|Perl: the Markov chain saw|
locales, encodings, collations, charsets... how can I match a given MySQL collation?by xaprb (Scribe)
|on Apr 02, 2007 at 01:03 UTC||Need Help??|
xaprb has asked for the
wisdom of the Perl Monks concerning the following question:
I've read enough about encodings and collations and such to make my brain squishy. However, I still can't figure out how to solve my problem.

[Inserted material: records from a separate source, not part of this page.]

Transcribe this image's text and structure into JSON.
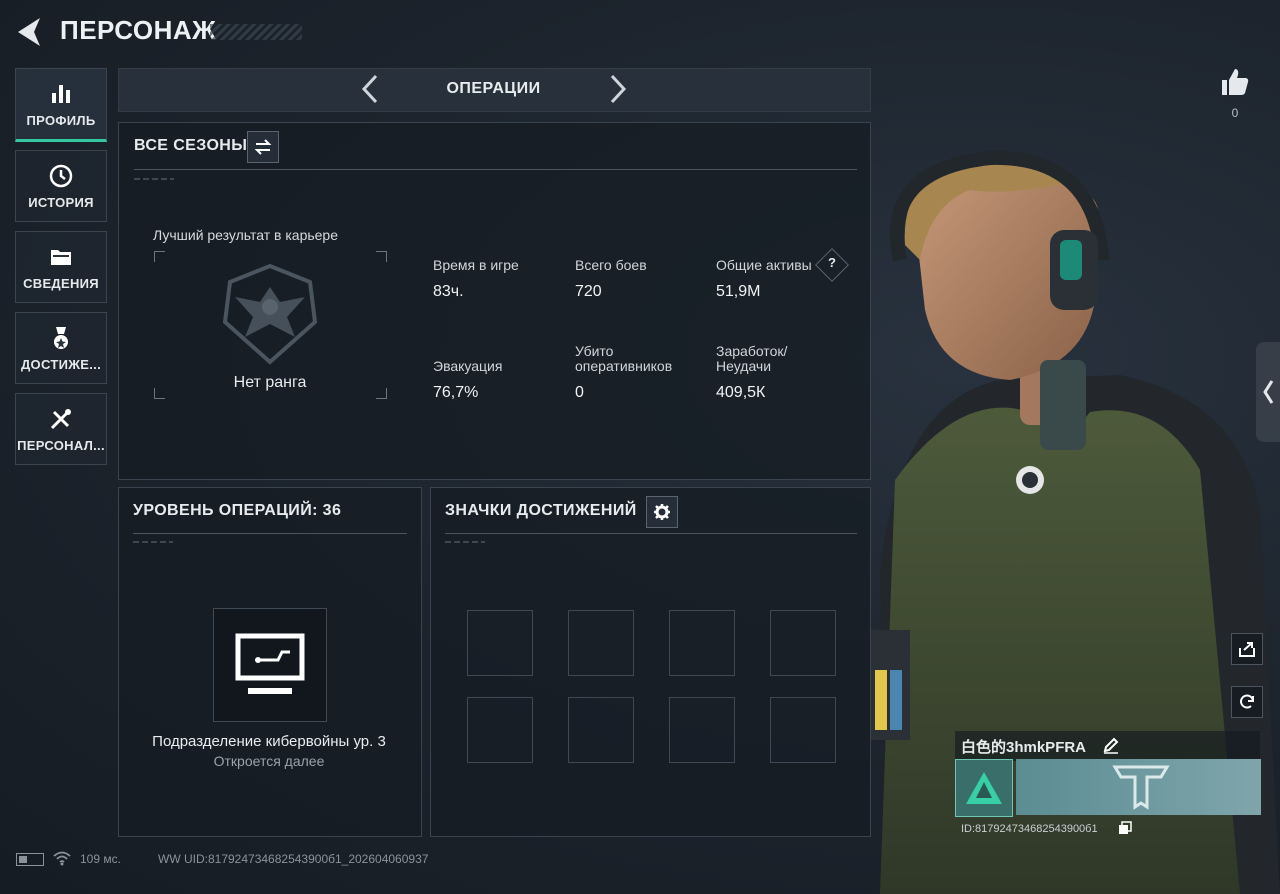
{
  "header": {
    "title": "ПЕРСОНАЖ"
  },
  "nav": [
    {
      "label": "ПРОФИЛЬ",
      "icon": "bar-chart-icon",
      "active": true
    },
    {
      "label": "ИСТОРИЯ",
      "icon": "history-icon"
    },
    {
      "label": "СВЕДЕНИЯ",
      "icon": "folder-icon"
    },
    {
      "label": "ДОСТИЖЕ...",
      "icon": "medal-icon"
    },
    {
      "label": "ПЕРСОНАЛ...",
      "icon": "tools-icon"
    }
  ],
  "mode": {
    "label": "ОПЕРАЦИИ"
  },
  "seasons": {
    "title": "ВСЕ СЕЗОНЫ",
    "best_label": "Лучший результат в карьере",
    "rank": "Нет ранга",
    "stats": [
      {
        "key": "Время в игре",
        "value": "83ч."
      },
      {
        "key": "Всего боев",
        "value": "720"
      },
      {
        "key": "Общие активы",
        "value": "51,9М",
        "help": "?"
      },
      {
        "key": "Эвакуация",
        "value": "76,7%"
      },
      {
        "key": "Убито оперативников",
        "value": "0"
      },
      {
        "key": "Заработок/ Неудачи",
        "value": "409,5К"
      }
    ]
  },
  "ops_level": {
    "title": "УРОВЕНЬ ОПЕРАЦИЙ: 36",
    "unit": "Подразделение кибервойны ур. 3",
    "unlock": "Откроется далее"
  },
  "achievements": {
    "title": "ЗНАЧКИ ДОСТИЖЕНИЙ"
  },
  "likes": {
    "count": "0"
  },
  "player": {
    "name": "白色的3hmkPFRA",
    "id": "ID:817924734682543900б1"
  },
  "footer": {
    "ping": "109 мс.",
    "uid": "WW UID:817924734682543900б1_202604060937"
  },
  "colors": {
    "accent": "#35c7a0",
    "panel": "#161c23"
  }
}
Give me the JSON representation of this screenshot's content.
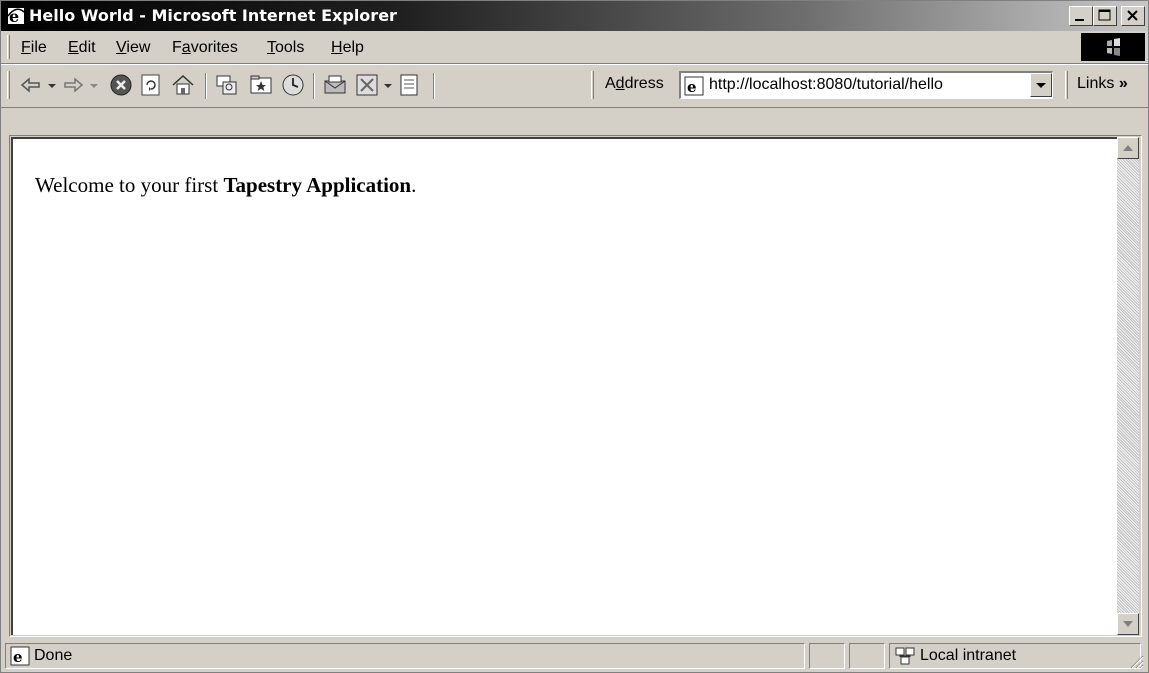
{
  "window": {
    "title": "Hello World - Microsoft Internet Explorer"
  },
  "menu": {
    "items": [
      {
        "label": "File",
        "accel": "F",
        "rest": "ile"
      },
      {
        "label": "Edit",
        "accel": "E",
        "rest": "dit"
      },
      {
        "label": "View",
        "accel": "V",
        "rest": "iew"
      },
      {
        "label": "Favorites",
        "pre": "F",
        "accel": "a",
        "rest": "vorites"
      },
      {
        "label": "Tools",
        "accel": "T",
        "rest": "ools"
      },
      {
        "label": "Help",
        "accel": "H",
        "rest": "elp"
      }
    ]
  },
  "toolbar": {
    "address_label_pre": "A",
    "address_label_accel": "d",
    "address_label_rest": "dress",
    "address_url": "http://localhost:8080/tutorial/hello",
    "links_label": "Links",
    "links_chevron": "»",
    "icons": [
      "back-icon",
      "forward-icon",
      "stop-icon",
      "refresh-icon",
      "home-icon",
      "search-icon",
      "favorites-icon",
      "history-icon",
      "print-icon",
      "edit-icon",
      "discuss-icon"
    ]
  },
  "content": {
    "welcome_pre": "Welcome to your first ",
    "welcome_bold": "Tapestry Application",
    "welcome_post": "."
  },
  "status": {
    "text": "Done",
    "zone": "Local intranet"
  }
}
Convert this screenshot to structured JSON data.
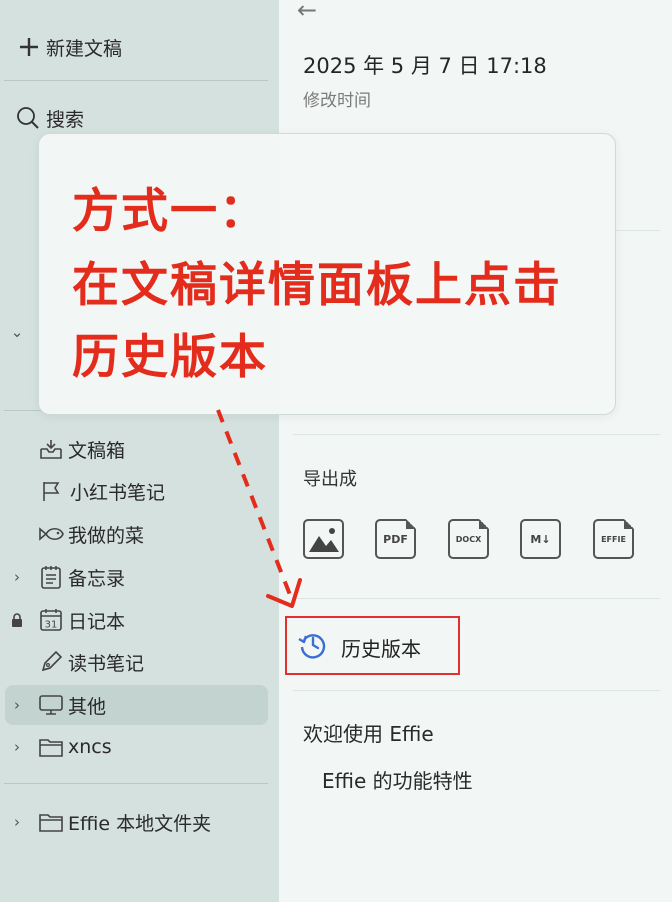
{
  "sidebar": {
    "new_doc": "新建文稿",
    "search": "搜索",
    "items": [
      {
        "label": "文稿箱"
      },
      {
        "label": "小红书笔记"
      },
      {
        "label": "我做的菜"
      },
      {
        "label": "备忘录"
      },
      {
        "label": "日记本",
        "calendar_day": "31"
      },
      {
        "label": "读书笔记"
      },
      {
        "label": "其他"
      },
      {
        "label": "xncs"
      }
    ],
    "local_folder": "Effie 本地文件夹"
  },
  "details": {
    "modified_time": "2025 年 5 月 7 日 17:18",
    "modified_label": "修改时间",
    "export_title": "导出成",
    "export_formats": [
      "PDF",
      "DOCX",
      "M↓",
      "EFFIE"
    ],
    "history_label": "历史版本",
    "doc_title": "欢迎使用 Effie",
    "doc_subtitle": "Effie 的功能特性"
  },
  "callout": {
    "line1": "方式一：",
    "line2": "在文稿详情面板上点击",
    "line3": "历史版本"
  },
  "colors": {
    "sidebar_bg": "#d4e1df",
    "main_bg": "#f2f6f5",
    "accent_red": "#e32c1c",
    "history_blue": "#3b6fd0"
  }
}
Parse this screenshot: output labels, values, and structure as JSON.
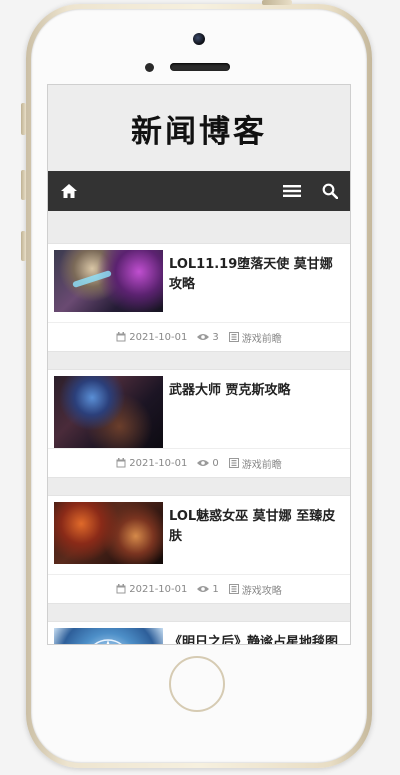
{
  "site": {
    "title": "新闻博客"
  },
  "nav": {
    "home_icon": "home-icon",
    "menu_icon": "hamburger-menu-icon",
    "search_icon": "search-icon"
  },
  "articles": [
    {
      "title": "LOL11.19堕落天使 莫甘娜攻略",
      "date": "2021-10-01",
      "views": "3",
      "category": "游戏前瞻"
    },
    {
      "title": "武器大师 贾克斯攻略",
      "date": "2021-10-01",
      "views": "0",
      "category": "游戏前瞻"
    },
    {
      "title": "LOL魅惑女巫 莫甘娜 至臻皮肤",
      "date": "2021-10-01",
      "views": "1",
      "category": "游戏攻略"
    },
    {
      "title": "《明日之后》静谧占星地毯图文展示",
      "date": "",
      "views": "",
      "category": ""
    }
  ],
  "colors": {
    "navbar": "#333333",
    "header_bg": "#ededed",
    "meta_text": "#888888"
  }
}
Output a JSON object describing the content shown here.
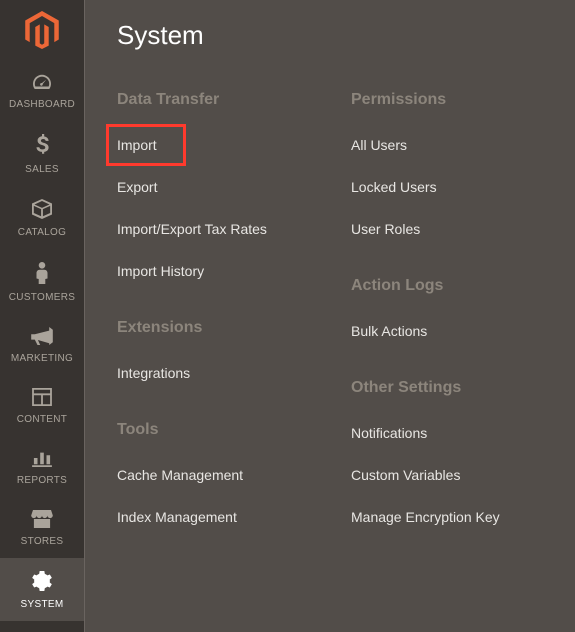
{
  "panel_title": "System",
  "sidebar": {
    "items": [
      {
        "label": "DASHBOARD",
        "name": "sidebar-item-dashboard"
      },
      {
        "label": "SALES",
        "name": "sidebar-item-sales"
      },
      {
        "label": "CATALOG",
        "name": "sidebar-item-catalog"
      },
      {
        "label": "CUSTOMERS",
        "name": "sidebar-item-customers"
      },
      {
        "label": "MARKETING",
        "name": "sidebar-item-marketing"
      },
      {
        "label": "CONTENT",
        "name": "sidebar-item-content"
      },
      {
        "label": "REPORTS",
        "name": "sidebar-item-reports"
      },
      {
        "label": "STORES",
        "name": "sidebar-item-stores"
      },
      {
        "label": "SYSTEM",
        "name": "sidebar-item-system"
      }
    ],
    "active": "SYSTEM"
  },
  "columns": [
    {
      "sections": [
        {
          "heading": "Data Transfer",
          "items": [
            {
              "label": "Import",
              "highlight": true
            },
            {
              "label": "Export"
            },
            {
              "label": "Import/Export Tax Rates"
            },
            {
              "label": "Import History"
            }
          ]
        },
        {
          "heading": "Extensions",
          "items": [
            {
              "label": "Integrations"
            }
          ]
        },
        {
          "heading": "Tools",
          "items": [
            {
              "label": "Cache Management"
            },
            {
              "label": "Index Management"
            }
          ]
        }
      ]
    },
    {
      "sections": [
        {
          "heading": "Permissions",
          "items": [
            {
              "label": "All Users"
            },
            {
              "label": "Locked Users"
            },
            {
              "label": "User Roles"
            }
          ]
        },
        {
          "heading": "Action Logs",
          "items": [
            {
              "label": "Bulk Actions"
            }
          ]
        },
        {
          "heading": "Other Settings",
          "items": [
            {
              "label": "Notifications"
            },
            {
              "label": "Custom Variables"
            },
            {
              "label": "Manage Encryption Key"
            }
          ]
        }
      ]
    }
  ]
}
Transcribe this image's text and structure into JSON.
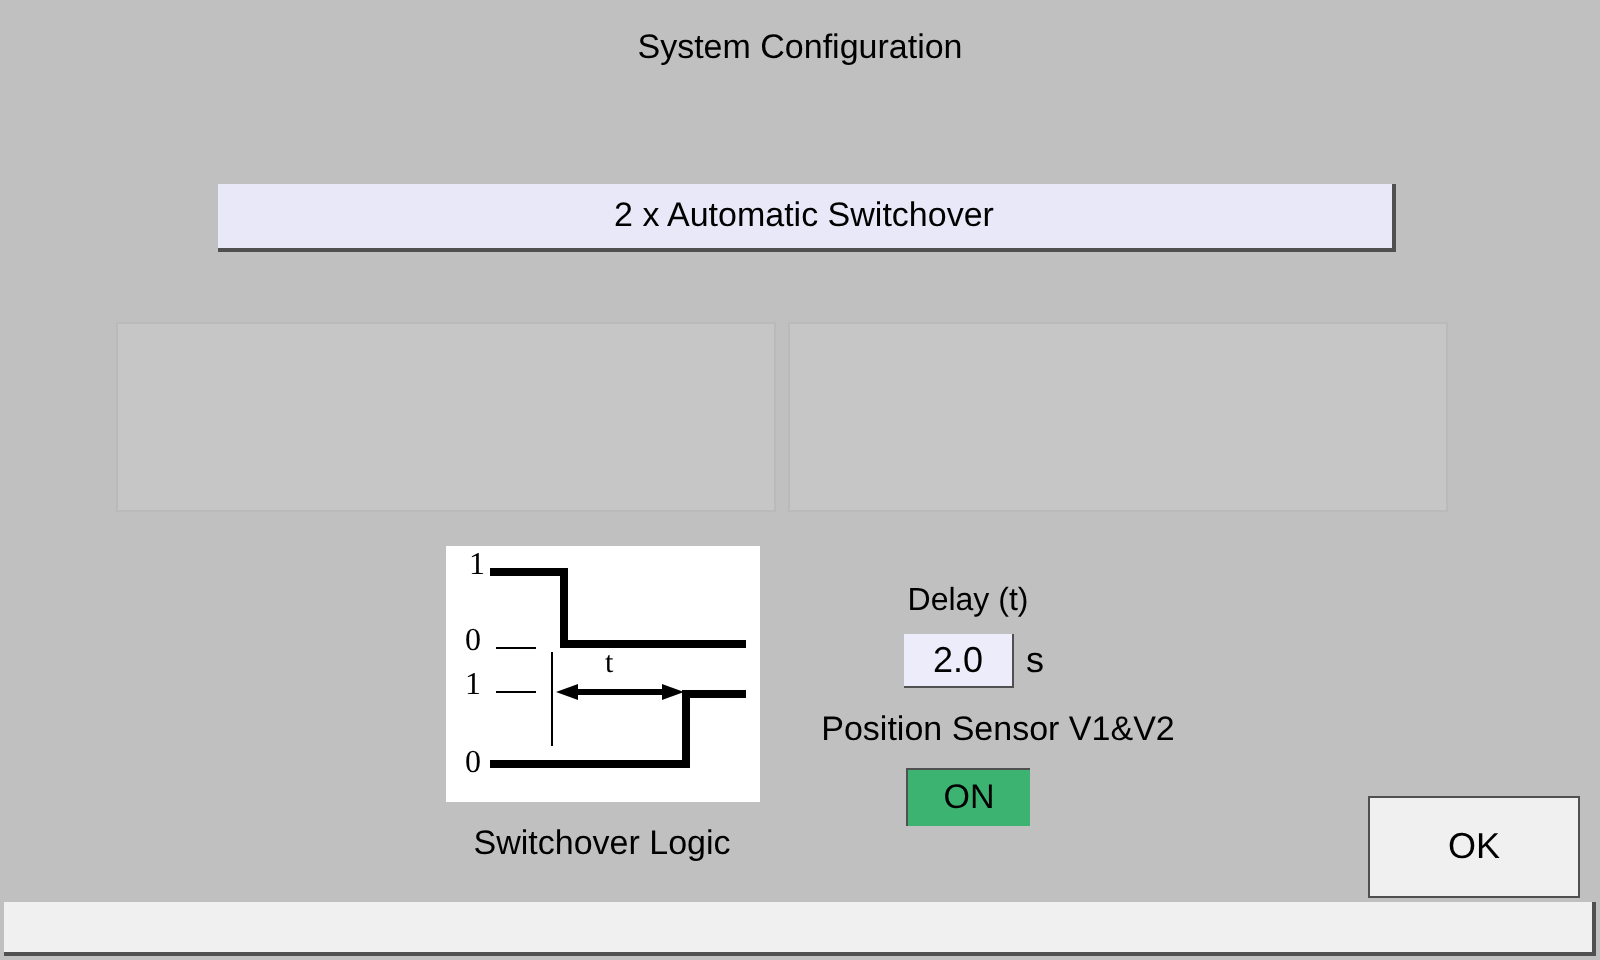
{
  "window": {
    "title": "System Configuration"
  },
  "mode_selector": {
    "value": "2 x Automatic Switchover"
  },
  "panels": [
    {
      "kind": "empty"
    },
    {
      "kind": "empty"
    }
  ],
  "switchover_diagram": {
    "level_labels": [
      "1",
      "0",
      "1",
      "0"
    ],
    "delay_label": "t",
    "caption": "Switchover Logic"
  },
  "delay": {
    "label": "Delay (t)",
    "value": "2.0",
    "unit": "s"
  },
  "position_sensor": {
    "label": "Position Sensor V1&V2",
    "toggle": {
      "text": "ON",
      "on": true
    }
  },
  "buttons": [
    {
      "label": "OK"
    }
  ],
  "status_bar": {
    "kind": "empty"
  }
}
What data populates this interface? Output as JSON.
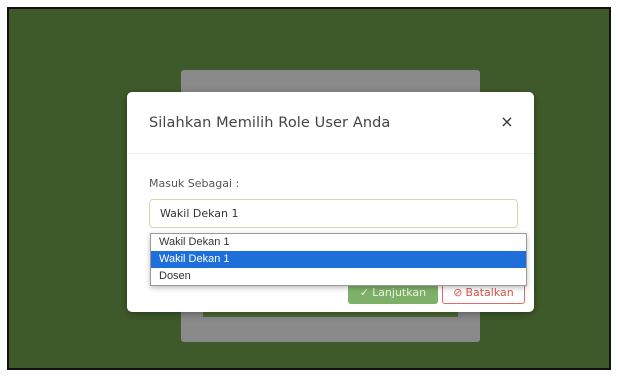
{
  "modal": {
    "title": "Silahkan Memilih Role User Anda",
    "close_symbol": "×",
    "field_label": "Masuk Sebagai :",
    "select_value": "Wakil Dekan 1",
    "options": [
      "Wakil Dekan 1",
      "Wakil Dekan 1",
      "Dosen"
    ],
    "selected_index": 1,
    "buttons": {
      "continue_label": "Lanjutkan",
      "continue_icon": "check-circle-icon",
      "cancel_label": "Batalkan",
      "cancel_icon": "x-circle-icon"
    }
  },
  "colors": {
    "page_background": "#3f5a2a",
    "continue_button": "#7fb069",
    "cancel_button": "#d9534f",
    "highlight": "#1e6fd9"
  }
}
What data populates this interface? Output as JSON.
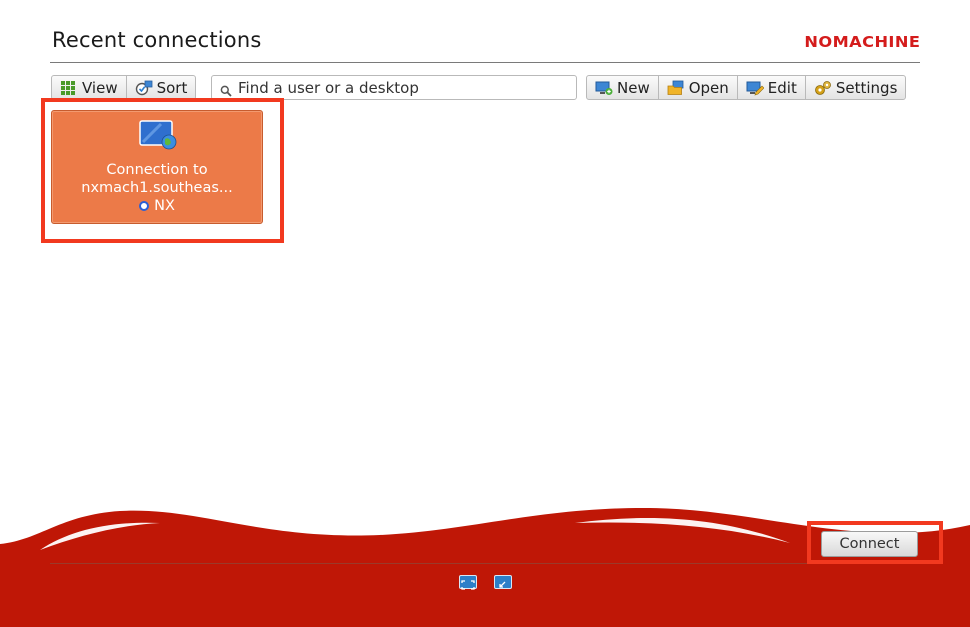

The problem is I need to compare character data in a way consistent with MySQL. I am comparing data in a table across two servers. Assume the tables have identical structures in every way, but may contain different data. I connect to each server and select col1 from each table. col1 is a varchar column with charset latin1 and collation latin1_swedish_ci (these are defaults). Now I loop through the rows returned from each table, comparing the data to determine which rows are extra or missing between the two tables.
MySQL sorts case-insensitive (hence latin1_swedish_ci) of course. I can duplicate this without problem: I just use "lc $a cmp lc $b".
This works okay until I come to a word like éclair. MySQL knows that this should be sorted just before "e". Perl thinks é is greater than "z".
I can go the other way, and make MySQL sort things the same way as Perl with "ORDER BY BINARY col1", but this defeats indexes and makes MySQL sort inefficiently, and that is highly undesirable for my purposes.
I feel sure there's a way to do this, but danged if I can figure out how. I have 8 Firefox tabs open with everything from perluniintro to Encode::Byte, and my brain is full :-) Anyone? Anyone?
UPDATE The idea to reach back to MySQL and ask it to compare the strings is how I'm going to try to do it. Thank you all very much for the great ideas!